O
tema ora abordado flui dos Estatutos da Aliança
que, segundo o Antigo Testamento, definem o aspecto legal da vida sob a
autoridade de Deus. Isto pressupõe o estabelecimento de um sistema através do
qual a ordem social, na vida do povo
de Deus, deveria ser regida por dois princípios: o direito e a justiça. Ao direito correspondia o dever, tanto individual como coletivo, do
povo de Deus reger sua vida, segundo o princípio da justiça. Para tanto, a lei divina demarcava os limites e
estabelecia os princípios pelos quais a natureza espiritual e moral do homem
haveria de ser moldada, para conformar-se aos aspectos descritivos da natureza
do ser de Deus.
O
referencial bíblico que embasa este estudo encontra-se em duas passagens da
profecia vetero-testamentária: Isaías 58.1-2 e Jeremias 5.4-5. Em ambos os
textos, os profetas denunciam com ênfase o desprezo que Israel demonstrou pelo “direito
do seu Deus”. Antes de tudo, é necessário frisar que o objetivo aqui
não consiste numa exposição exegética do significado do termo direito de Deus encontrado nestas
passagens bíblicas, mas em apresentar uma concepção teológica plausível do direito como o elemento designativo da dignidade divina que, pela
jurisprudência do próprio Deus, é estendida também a cada ser humano que
compartilha com o seu Criador os mesmos atributos.
1.
Direito
e justiça, segundo a Tôrah
O
termo direito está atrelado ao
princípio fundamental da justiça,
prescrito pela lei divina. Eichrodt, ao referir-se ao tema bíblico do direito no contexto da legislação
mosaica, declara que “se perguntarmos pela natureza singular do direito
mosaico, comparando-o com o de outros povos antigos, a primeira coisa que se há
de destacar é a ênfase com que todo
direito se refere a Deus. Todo o direito, e não somente o cultual, aparece
como uma exigência direta de Deus; violá-lo é um sacrilégio contra Yahweh”.[1]
Neste sentido, o direito, no contexto
da Antiga Aliança, é instituído e sustentado por Deus através dos seus “mandamentos, estatutos e juízos”,
prescritos na Tôrah.
Distinto
do Código de Hamurabi, que se “autodenomina obra do próprio rei”, opina
Eichrodt, “em Israel, ao contrário, a conexão entre religião, lei e moral está
mais viva; todo atentado contra a lei é entendido como um pecado contra Deus; o
legislador divino é quem tem a palavra em todo momento; a obra do legislador
humano fica pulverizada após ele”.[2]
A legislação divina, promulgada a Israel pela mediação de Moisés, demonstra a
superioridade da vida humana diante de todas as coisas. Ela mostra um profundo
sentido de justiça; “sua explicação não pode se achar em outra coisa que não
seja o conhecimento de um Deus que criou o homem à sua imagem e que por isso,
ainda quando este se torna digno, o defende em sua dignidade humana e respeita
o seu direito à vida”.[3]
A
concepção teológica de direito requer
um exame das Escrituras, onde os termos usados na linguagem jurídica
vetero-testamentária expressam a vontade de Deus para com o seu povo eleito.
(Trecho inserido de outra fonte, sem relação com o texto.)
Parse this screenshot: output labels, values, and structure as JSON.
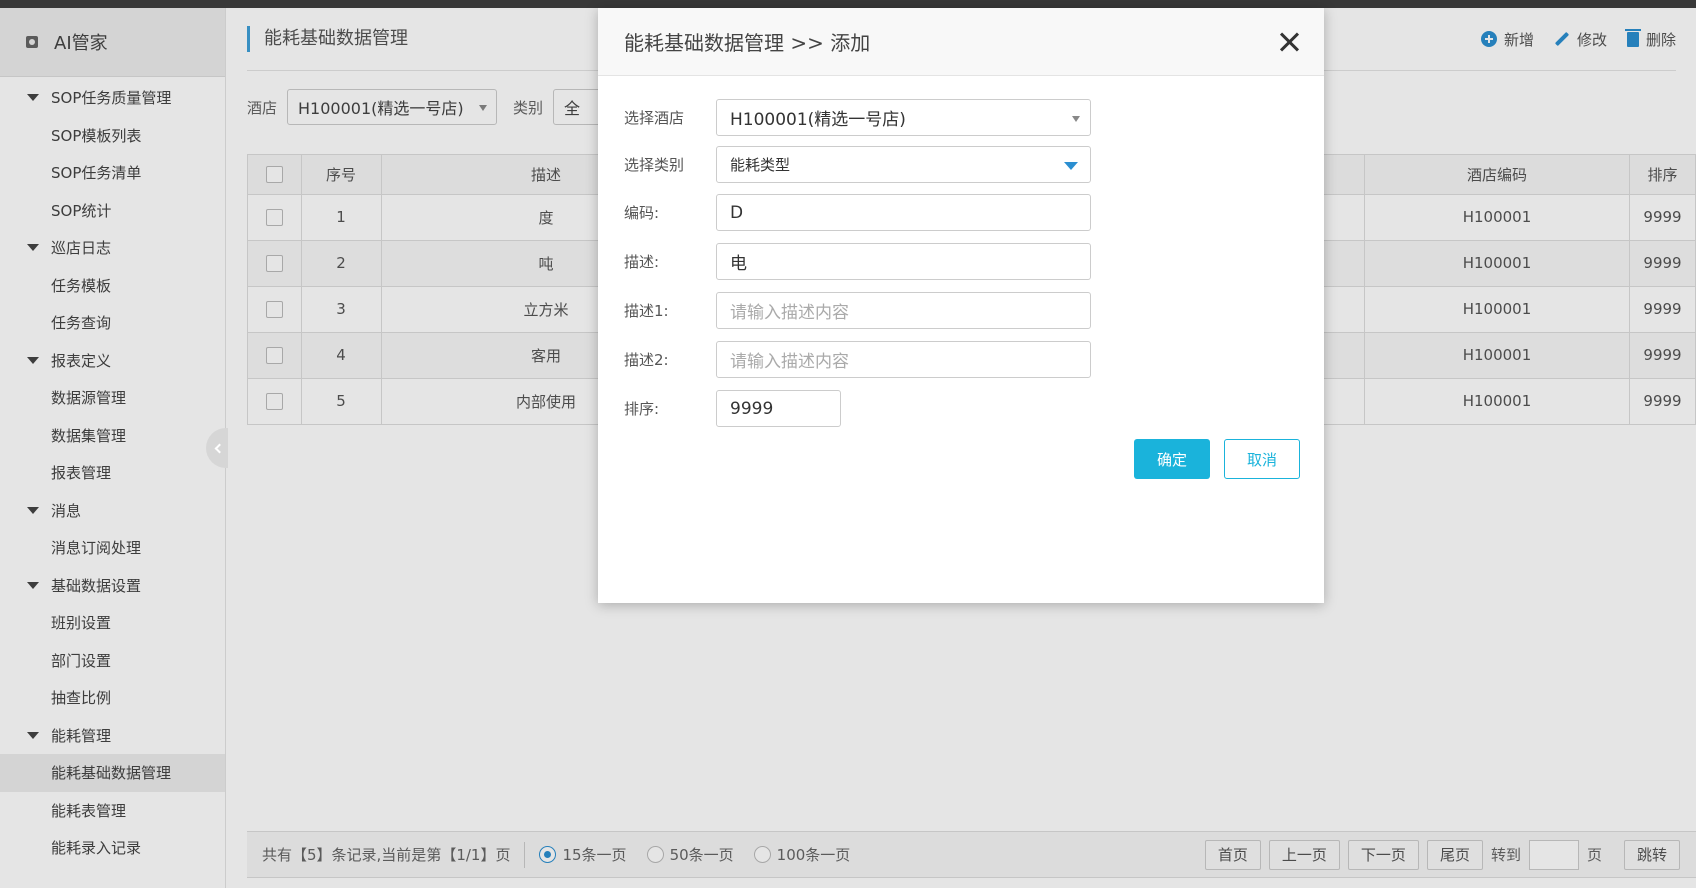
{
  "brand": {
    "title": "AI管家",
    "icon": "logo-icon"
  },
  "sidebar": {
    "items": [
      {
        "type": "group",
        "label": "SOP任务质量管理"
      },
      {
        "type": "child",
        "label": "SOP模板列表"
      },
      {
        "type": "child",
        "label": "SOP任务清单"
      },
      {
        "type": "child",
        "label": "SOP统计"
      },
      {
        "type": "group",
        "label": "巡店日志"
      },
      {
        "type": "child",
        "label": "任务模板"
      },
      {
        "type": "child",
        "label": "任务查询"
      },
      {
        "type": "group",
        "label": "报表定义"
      },
      {
        "type": "child",
        "label": "数据源管理"
      },
      {
        "type": "child",
        "label": "数据集管理"
      },
      {
        "type": "child",
        "label": "报表管理"
      },
      {
        "type": "group",
        "label": "消息"
      },
      {
        "type": "child",
        "label": "消息订阅处理"
      },
      {
        "type": "group",
        "label": "基础数据设置"
      },
      {
        "type": "child",
        "label": "班别设置"
      },
      {
        "type": "child",
        "label": "部门设置"
      },
      {
        "type": "child",
        "label": "抽查比例"
      },
      {
        "type": "group",
        "label": "能耗管理"
      },
      {
        "type": "child",
        "label": "能耗基础数据管理",
        "active": true
      },
      {
        "type": "child",
        "label": "能耗表管理"
      },
      {
        "type": "child",
        "label": "能耗录入记录"
      }
    ]
  },
  "header": {
    "title": "能耗基础数据管理",
    "actions": {
      "add": "新增",
      "edit": "修改",
      "delete": "删除"
    }
  },
  "filter": {
    "hotel_label": "酒店",
    "hotel_value": "H100001(精选一号店)",
    "category_label": "类别",
    "category_value": "全"
  },
  "table": {
    "columns": {
      "seq": "序号",
      "desc": "描述",
      "hotel_code": "酒店编码",
      "sort": "排序"
    },
    "rows": [
      {
        "seq": "1",
        "desc": "度",
        "hotel_code": "H100001",
        "sort": "9999"
      },
      {
        "seq": "2",
        "desc": "吨",
        "hotel_code": "H100001",
        "sort": "9999"
      },
      {
        "seq": "3",
        "desc": "立方米",
        "hotel_code": "H100001",
        "sort": "9999"
      },
      {
        "seq": "4",
        "desc": "客用",
        "hotel_code": "H100001",
        "sort": "9999"
      },
      {
        "seq": "5",
        "desc": "内部使用",
        "hotel_code": "H100001",
        "sort": "9999"
      }
    ]
  },
  "footer": {
    "summary": "共有【5】条记录,当前是第【1/1】页",
    "page_sizes": [
      "15条一页",
      "50条一页",
      "100条一页"
    ],
    "selected_page_size": "15条一页",
    "first": "首页",
    "prev": "上一页",
    "next": "下一页",
    "last": "尾页",
    "goto_label": "转到",
    "page_unit": "页",
    "jump": "跳转"
  },
  "modal": {
    "title": "能耗基础数据管理 >> 添加",
    "fields": {
      "hotel": {
        "label": "选择酒店",
        "value": "H100001(精选一号店)"
      },
      "category": {
        "label": "选择类别",
        "value": "能耗类型"
      },
      "code": {
        "label": "编码:",
        "value": "D"
      },
      "desc": {
        "label": "描述:",
        "value": "电"
      },
      "desc1": {
        "label": "描述1:",
        "placeholder": "请输入描述内容"
      },
      "desc2": {
        "label": "描述2:",
        "placeholder": "请输入描述内容"
      },
      "sort": {
        "label": "排序:",
        "value": "9999"
      }
    },
    "confirm": "确定",
    "cancel": "取消"
  },
  "colors": {
    "accent": "#1ab3db",
    "icon_blue": "#2b8fd1",
    "title_bar": "#3fa0d8"
  }
}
Inicialmente, três passagens bíblicas serão consultadas. A primeira é Ex 23.6: “Não perverterás o direito (משפט mishpat)
do teu pobre na sua demanda.
Guarda-te de acusares falsamente, e não matarás o
inocente e justo
(צדיק tsaddiyq);
porque não justificarei
(צדק tsadaq)
o ímpio”.
O
imperativo divino – “não perverterás o direito do teu pobre” – denota a
proibição de qualquer ato que viole o direito
(משפט mishpat)
instituído por Deus em sua lei, pois isto fere a dignidade humana. A condição
de pobreza não se constitui num status social que inferioriza o ser humano,
considerando-o digno de menosprezo, isto é, destituindo-o do valor que ele tem
e da dignidade que a lei divina lhe atribui. Sentenciar à morte um justo (צדיק tsaddiyq)
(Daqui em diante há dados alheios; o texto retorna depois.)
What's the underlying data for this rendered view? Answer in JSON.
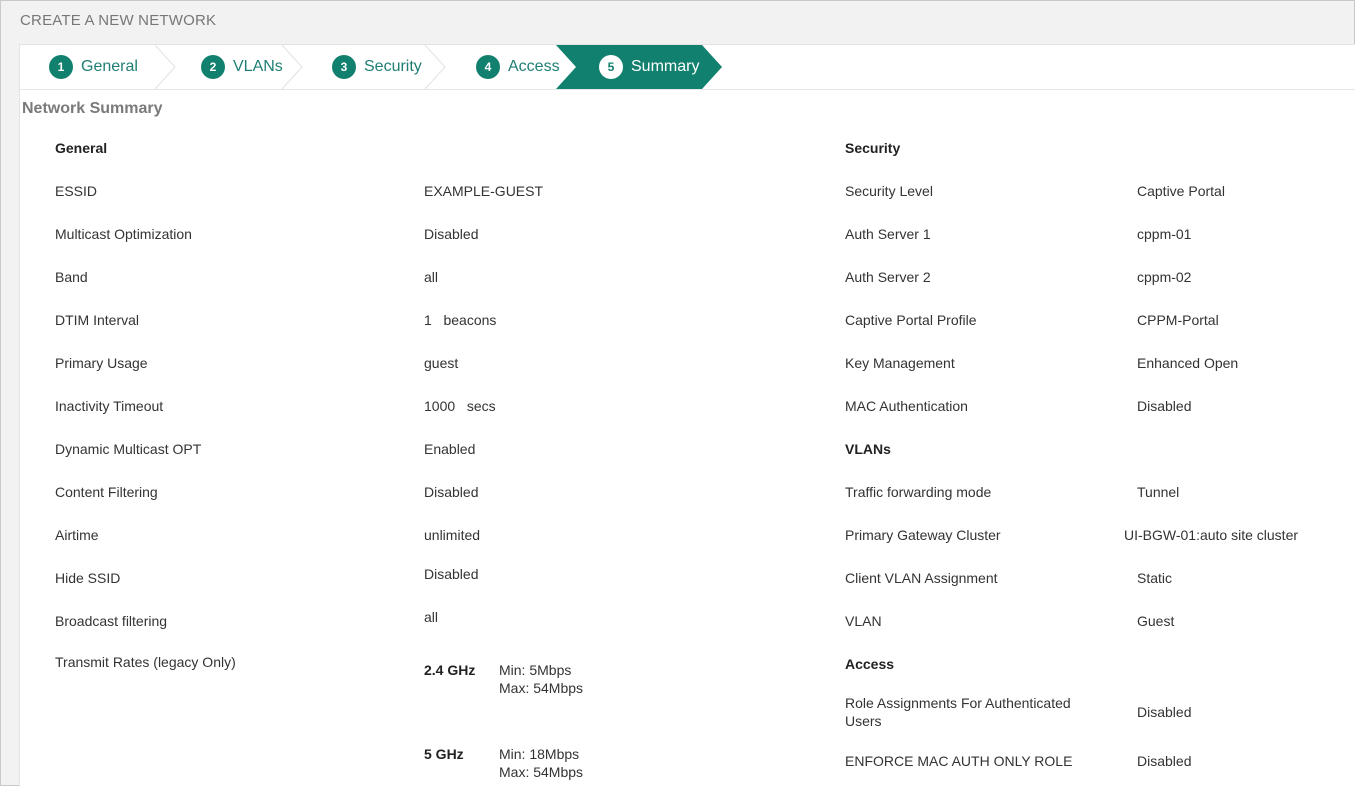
{
  "page": {
    "title": "CREATE A NEW NETWORK"
  },
  "wizard": {
    "steps": [
      {
        "num": "1",
        "label": "General"
      },
      {
        "num": "2",
        "label": "VLANs"
      },
      {
        "num": "3",
        "label": "Security"
      },
      {
        "num": "4",
        "label": "Access"
      },
      {
        "num": "5",
        "label": "Summary"
      }
    ],
    "active_step": "Summary",
    "accent": "#12806f"
  },
  "summary": {
    "title": "Network Summary",
    "general": {
      "heading": "General",
      "rows": [
        {
          "label": "ESSID",
          "value": "EXAMPLE-GUEST"
        },
        {
          "label": "Multicast Optimization",
          "value": "Disabled"
        },
        {
          "label": "Band",
          "value": "all"
        },
        {
          "label": "DTIM Interval",
          "value": "1   beacons"
        },
        {
          "label": "Primary Usage",
          "value": "guest"
        },
        {
          "label": "Inactivity Timeout",
          "value": "1000   secs"
        },
        {
          "label": "Dynamic Multicast OPT",
          "value": "Enabled"
        },
        {
          "label": "Content Filtering",
          "value": "Disabled"
        },
        {
          "label": "Airtime",
          "value": "unlimited"
        },
        {
          "label": "Hide SSID",
          "value": "Disabled"
        },
        {
          "label": "Broadcast filtering",
          "value": "all"
        }
      ],
      "transmit_rates": {
        "label": "Transmit Rates (legacy Only)",
        "bands": [
          {
            "band": "2.4 GHz",
            "min": "Min:  5Mbps",
            "max": "Max:  54Mbps"
          },
          {
            "band": "5 GHz",
            "min": "Min:  18Mbps",
            "max": "Max:  54Mbps"
          }
        ]
      }
    },
    "security": {
      "heading": "Security",
      "rows": [
        {
          "label": "Security Level",
          "value": "Captive Portal"
        },
        {
          "label": "Auth Server 1",
          "value": "cppm-01"
        },
        {
          "label": "Auth Server 2",
          "value": "cppm-02"
        },
        {
          "label": "Captive Portal Profile",
          "value": "CPPM-Portal"
        },
        {
          "label": "Key Management",
          "value": "Enhanced Open"
        },
        {
          "label": "MAC Authentication",
          "value": "Disabled"
        }
      ]
    },
    "vlans": {
      "heading": "VLANs",
      "rows": [
        {
          "label": "Traffic forwarding mode",
          "value": "Tunnel"
        },
        {
          "label": "Primary Gateway Cluster",
          "value": "UI-BGW-01:auto site cluster"
        },
        {
          "label": "Client VLAN Assignment",
          "value": "Static"
        },
        {
          "label": "VLAN",
          "value": "Guest"
        }
      ]
    },
    "access": {
      "heading": "Access",
      "rows": [
        {
          "label": "Role Assignments For Authenticated Users",
          "value": "Disabled"
        },
        {
          "label": "ENFORCE MAC AUTH ONLY ROLE",
          "value": "Disabled"
        }
      ]
    }
  }
}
por ser pobre constitui-se num ato de perversidade. Até mesmo uma falsa
acusação é reputada como intolerável e, por esta razão, Deus jamais justificará o perverso.
Na
segunda passagem, Lv 19.15, a lei divina estabelece o princípio da
imparcialidade no julgamento: “Não
farás injustiça (עול ̀avel) no
juízo (משפט mishpat), nem favorecendo
o pobre, nem comprazendo ao grande; com justiça (צדקה ts
̂edaqah) julgarás (שפט shaphat) o teu próximo”.[4] Isto claramente deve significar que a imparcialidade no
julgamento só pode ser garantida onde prevalece a justiça. Nenhum réu no
tribunal, ainda que seja um pobre, cuja condição de miséria inspire compaixão,
deve ser privilegiado no julgamento. A lei divina promulga que tanto o rico
quanto o pobre estão em pé de igualdade; e, em juízo, devem ser qualificados
como sujeitos responsáveis pelos seus atos.
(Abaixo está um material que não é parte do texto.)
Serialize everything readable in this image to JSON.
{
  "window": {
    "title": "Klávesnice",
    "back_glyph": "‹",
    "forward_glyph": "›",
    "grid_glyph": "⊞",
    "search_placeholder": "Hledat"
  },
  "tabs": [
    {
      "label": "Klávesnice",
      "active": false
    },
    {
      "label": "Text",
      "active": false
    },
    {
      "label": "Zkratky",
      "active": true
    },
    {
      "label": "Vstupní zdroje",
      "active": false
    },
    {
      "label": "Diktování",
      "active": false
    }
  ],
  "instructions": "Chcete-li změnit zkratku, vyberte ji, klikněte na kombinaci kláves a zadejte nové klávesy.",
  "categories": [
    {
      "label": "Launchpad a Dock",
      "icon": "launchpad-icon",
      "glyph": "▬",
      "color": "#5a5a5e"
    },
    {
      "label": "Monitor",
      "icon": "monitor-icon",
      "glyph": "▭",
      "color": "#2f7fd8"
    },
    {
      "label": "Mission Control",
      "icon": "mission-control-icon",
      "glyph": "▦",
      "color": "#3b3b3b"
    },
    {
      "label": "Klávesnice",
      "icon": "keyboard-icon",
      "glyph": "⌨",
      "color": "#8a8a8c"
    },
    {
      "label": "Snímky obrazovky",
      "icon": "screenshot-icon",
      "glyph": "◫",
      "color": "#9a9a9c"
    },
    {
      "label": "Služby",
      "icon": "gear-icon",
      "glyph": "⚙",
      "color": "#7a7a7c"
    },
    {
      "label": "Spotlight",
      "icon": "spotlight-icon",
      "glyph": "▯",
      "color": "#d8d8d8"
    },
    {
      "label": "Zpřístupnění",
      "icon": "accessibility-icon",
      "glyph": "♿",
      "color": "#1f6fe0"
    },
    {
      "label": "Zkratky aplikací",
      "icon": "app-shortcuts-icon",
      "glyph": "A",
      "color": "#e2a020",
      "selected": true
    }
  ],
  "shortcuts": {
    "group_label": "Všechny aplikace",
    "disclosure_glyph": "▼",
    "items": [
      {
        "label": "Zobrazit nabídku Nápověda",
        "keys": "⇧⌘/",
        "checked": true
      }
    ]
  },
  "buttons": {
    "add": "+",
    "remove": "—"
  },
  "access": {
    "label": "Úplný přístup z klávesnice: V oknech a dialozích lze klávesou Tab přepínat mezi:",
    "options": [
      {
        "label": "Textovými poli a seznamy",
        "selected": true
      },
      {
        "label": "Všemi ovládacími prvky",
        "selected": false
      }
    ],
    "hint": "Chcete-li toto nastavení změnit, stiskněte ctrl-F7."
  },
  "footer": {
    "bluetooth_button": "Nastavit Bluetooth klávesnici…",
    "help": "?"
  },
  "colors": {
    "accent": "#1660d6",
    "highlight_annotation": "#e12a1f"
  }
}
A terceira passagem, Dt 16.19-20, confirma o princípio da
imparcialidade no julgamento, garantindo a preservação do direito. Com mais
clareza e precisão, o texto declara: “Não
torcerás a justiça (משפט mishpat), não farás
acepção de pessoas, nem tomarás suborno; porquanto o suborno cega os olhos dos
sábios e subverte a causa dos justos (צדיק tsaddiyq). A justiça (צדקה ts ̂edaqah) seguirás,
somente a justiça (צדקה ts ̂edaqah),
para que vivas e possuas em herança a terra que te dá o Senhor, teu Deus”.
Nestes versículos, o vocábulo justiça é designado por dois termos em hebraico: mishpat e tsedeq, sendo que o primeiro (mishpat),
no versículo 19, denota, preferencialmente, o direito a ser preservado, isto é, não distorcido (pervertido), como
expressa Dt 27.19: “Maldito aquele que
perverter o direito (משפט mishpat) do estrangeiro,
do órfão e da viúva”. O segundo (tsedeq)
exprime com precisão o real sentido de justiça, ou seja, agir com retidão sem inclinações tendenciosas.
O
termo hebraico (משפט mishpat),
traduzido como direito, origina-se da
raiz verbal (שפט shaphat)
que, de acordo com os respectivos paradigmas verbais, denota: (Qal) = agir como legislador ou juiz, decidir
controvérsia; (Nifal) = entrar em controvérsia, pleitear; (Poel) = juiz,
oponente em juízo.[5]
Desta forma, mishpat, neste contexto
e em outros semelhantes, denota julgamento
ou juízo porque exprime uma ação
judicial pela qual Deus vindica a justiça
em defesa da causa de uma vítima inocente de atos de maldade cometidos por um
perverso, a fim de fazer prevalecer o direito
do justo que se vê indefeso diante do seu oponente. O mandamento divino impõe a
todos o dever de agir com retidão no
trato com o próximo. A dignidade do justo deve ser respeitada acima de tudo.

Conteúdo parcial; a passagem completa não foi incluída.